In the motion, Jennifer Addams argues the trial court did not err in ruling that the manslaughter charge against her son, James Addams, was properly dismissed because he was under the influence of alcohol at the time of the crash.
Read moreIn the motion filed last week, Addams said she and her husband had been drinking heavily for days and that she had been unable to stop.
She also alleged that James Addars blood-alcohol content was 0.08.
She said he died at the scene of the accident, but her attorney claims the toxicology report shows no alcohol was present in his system at the moment of the collision.

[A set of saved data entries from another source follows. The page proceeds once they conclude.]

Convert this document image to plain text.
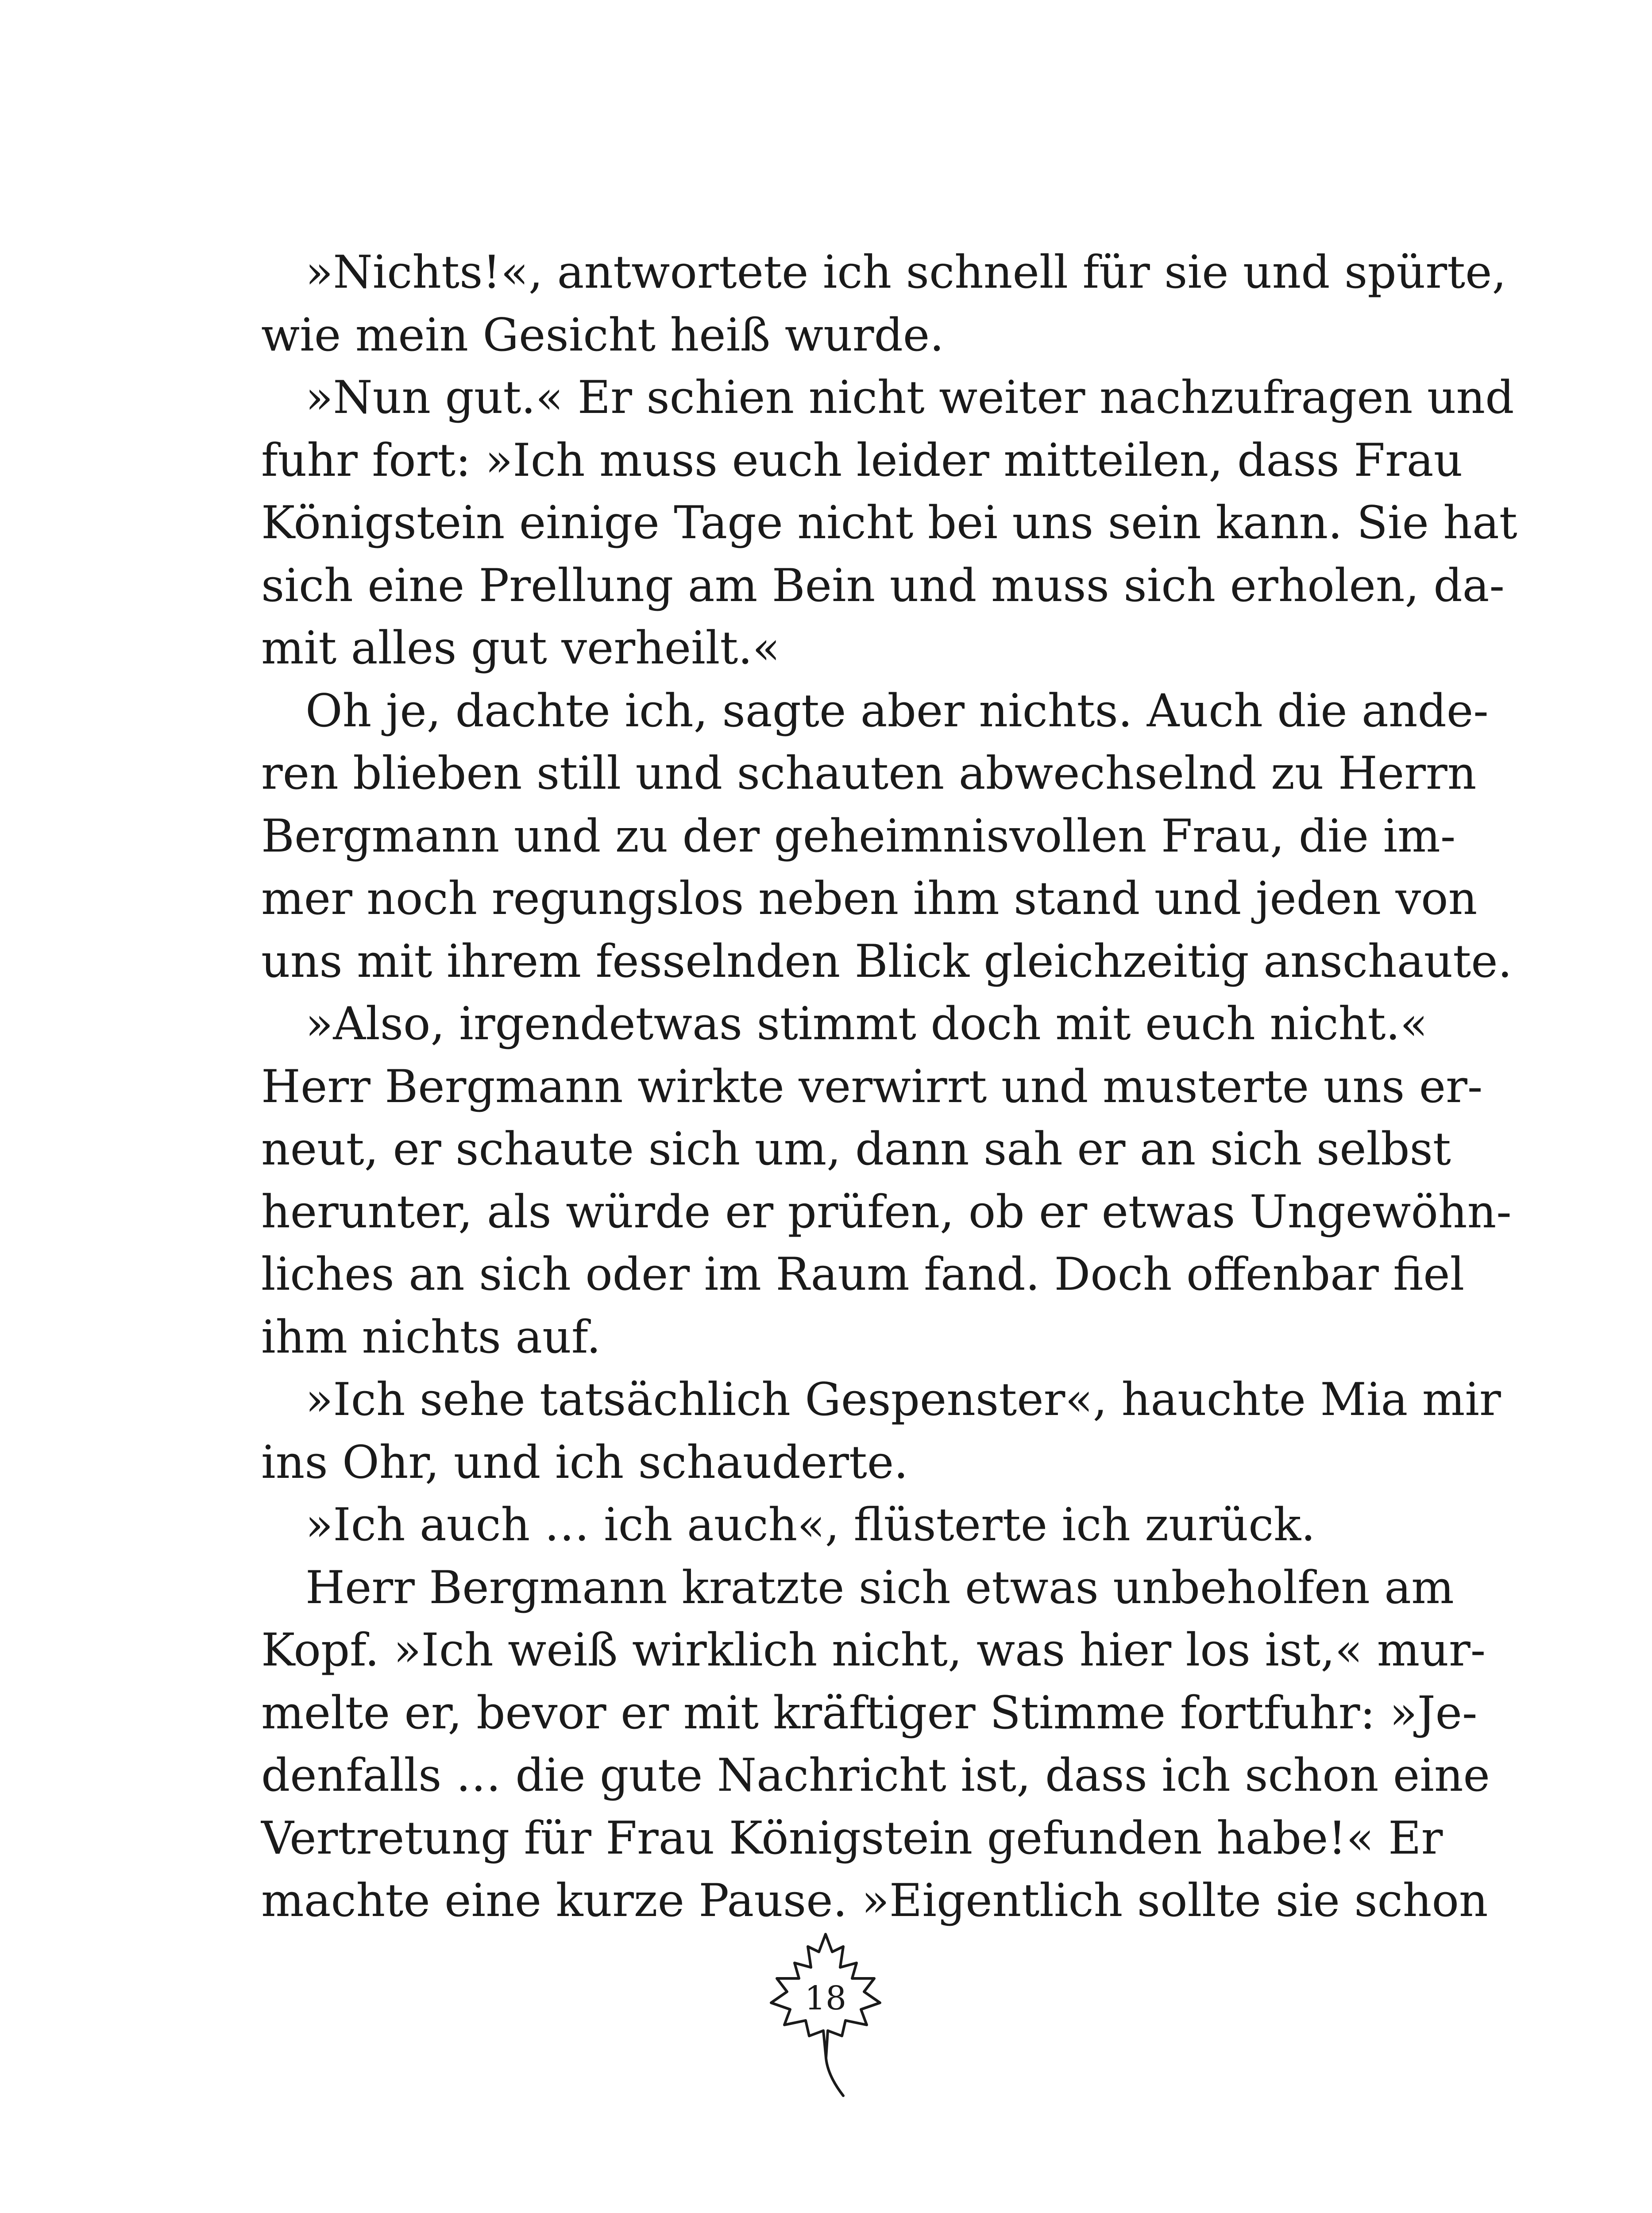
»Nichts!«, antwortete ich schnell für sie und spürte,
wie mein Gesicht heiß wurde.
»Nun gut.« Er schien nicht weiter nachzufragen und
fuhr fort: »Ich muss euch leider mitteilen, dass Frau
Königstein einige Tage nicht bei uns sein kann. Sie hat
sich eine Prellung am Bein und muss sich erholen, da-
mit alles gut verheilt.«
Oh je, dachte ich, sagte aber nichts. Auch die ande-
ren blieben still und schauten abwechselnd zu Herrn
Bergmann und zu der geheimnisvollen Frau, die im-
mer noch regungslos neben ihm stand und jeden von
uns mit ihrem fesselnden Blick gleichzeitig anschaute.
»Also, irgendetwas stimmt doch mit euch nicht.«
Herr Bergmann wirkte verwirrt und musterte uns er-
neut, er schaute sich um, dann sah er an sich selbst
herunter, als würde er prüfen, ob er etwas Ungewöhn-
liches an sich oder im Raum fand. Doch offenbar fiel
ihm nichts auf.
»Ich sehe tatsächlich Gespenster«, hauchte Mia mir
ins Ohr, und ich schauderte.
»Ich auch … ich auch«, flüsterte ich zurück.
Herr Bergmann kratzte sich etwas unbeholfen am
Kopf. »Ich weiß wirklich nicht, was hier los ist,« mur-
melte er, bevor er mit kräftiger Stimme fortfuhr: »Je-
denfalls … die gute Nachricht ist, dass ich schon eine
Vertretung für Frau Königstein gefunden habe!« Er
machte eine kurze Pause. »Eigentlich sollte sie schon
18
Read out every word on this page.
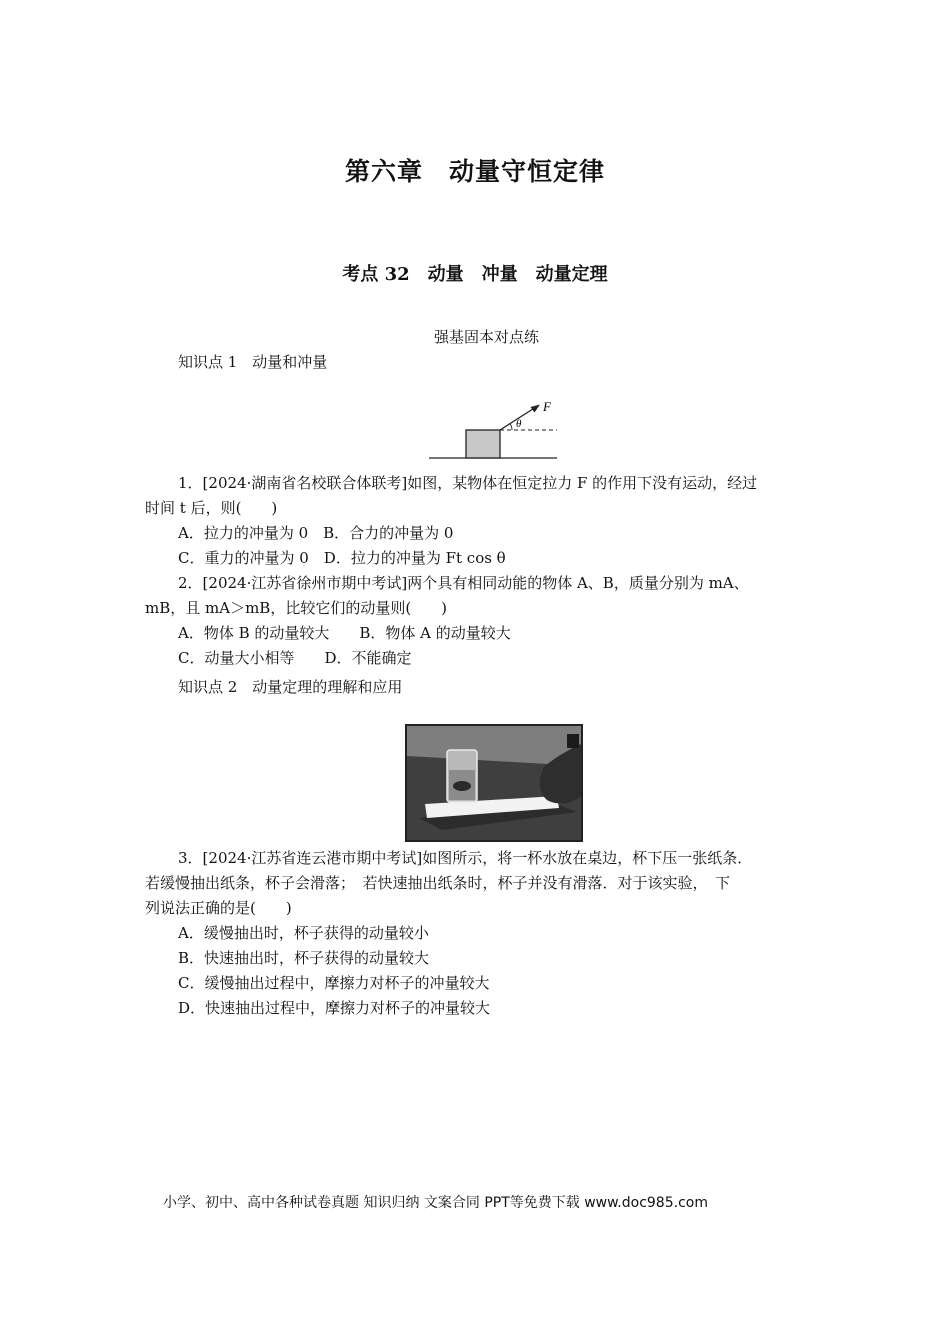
第六章　动量守恒定律
考点 32　动量　冲量　动量定理
强基固本对点练
知识点 1　动量和冲量
F
θ
1．[2024·湖南省名校联合体联考]如图，某物体在恒定拉力 F 的作用下没有运动，经过
时间 t 后，则(　　)
A．拉力的冲量为 0　B．合力的冲量为 0
C．重力的冲量为 0　D．拉力的冲量为 Ft cos θ
2．[2024·江苏省徐州市期中考试]两个具有相同动能的物体 A、B，质量分别为 mA、
mB，且 mA＞mB，比较它们的动量则(　　)
A．物体 B 的动量较大　　B．物体 A 的动量较大
C．动量大小相等　　D．不能确定
知识点 2　动量定理的理解和应用
3．[2024·江苏省连云港市期中考试]如图所示，将一杯水放在桌边，杯下压一张纸条．
若缓慢抽出纸条，杯子会滑落；　若快速抽出纸条时，杯子并没有滑落．对于该实验，　下
列说法正确的是(　　)
A．缓慢抽出时，杯子获得的动量较小
B．快速抽出时，杯子获得的动量较大
C．缓慢抽出过程中，摩擦力对杯子的冲量较大
D．快速抽出过程中，摩擦力对杯子的冲量较大
小学、初中、高中各种试卷真题 知识归纳 文案合同 PPT等免费下载 www.doc985.com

In the wake of the death of her son on September 14, 2016, Florida Attorney General Pam Bondi called for a review of the case and asked the state’s Attorney General’s Office to conduct a thorough review of how the case was handled.
Bondi’s office had already reviewed the case after the crash and concluded that there was no reason to reopen the case, but that it did not find any evidence of alcohol or other drugs in Addams blood.
The Florida Department of Law Enforcement’s DUI program is required to conduct its own review of every case it receives, and in this case the agency found there was not enough evidence to file charges against Addams.
The Department of State Police also concluded that the State Medical Examiner’s Office, the medical examiner in the case that determined James Addames death, did not have the proper medical authority to perform autopsies or conduct a toxicology test on Addams before releasing the results of the toxicological test to the Florida Department for Forensic Science, which would have determined Addams alcohol level.
In addition, the State Police concluded that it was unlikely that Addams would have consumed alcohol or ingested drugs that could have caused the toxicities, which resulted in the state dropping the manslaughter charges.
In an interview with The Associated Press, Bondi said she had asked the Office of State Attorney General, which handles the Florida criminal justice system, to conduct the review and review it.
Bondis office did not immediately respond to a request for comment.
A representative from Bondi, who declined to be identified because the case is still active, said Bondi did not want to reopen Addams case until she had a more complete picture of the facts of the cause of death and whether alcohol played any role in the accident.
Bonds office said in a statement to the AP that the Department of Attorney General and the Florida Medical Examiner are conducting their own review.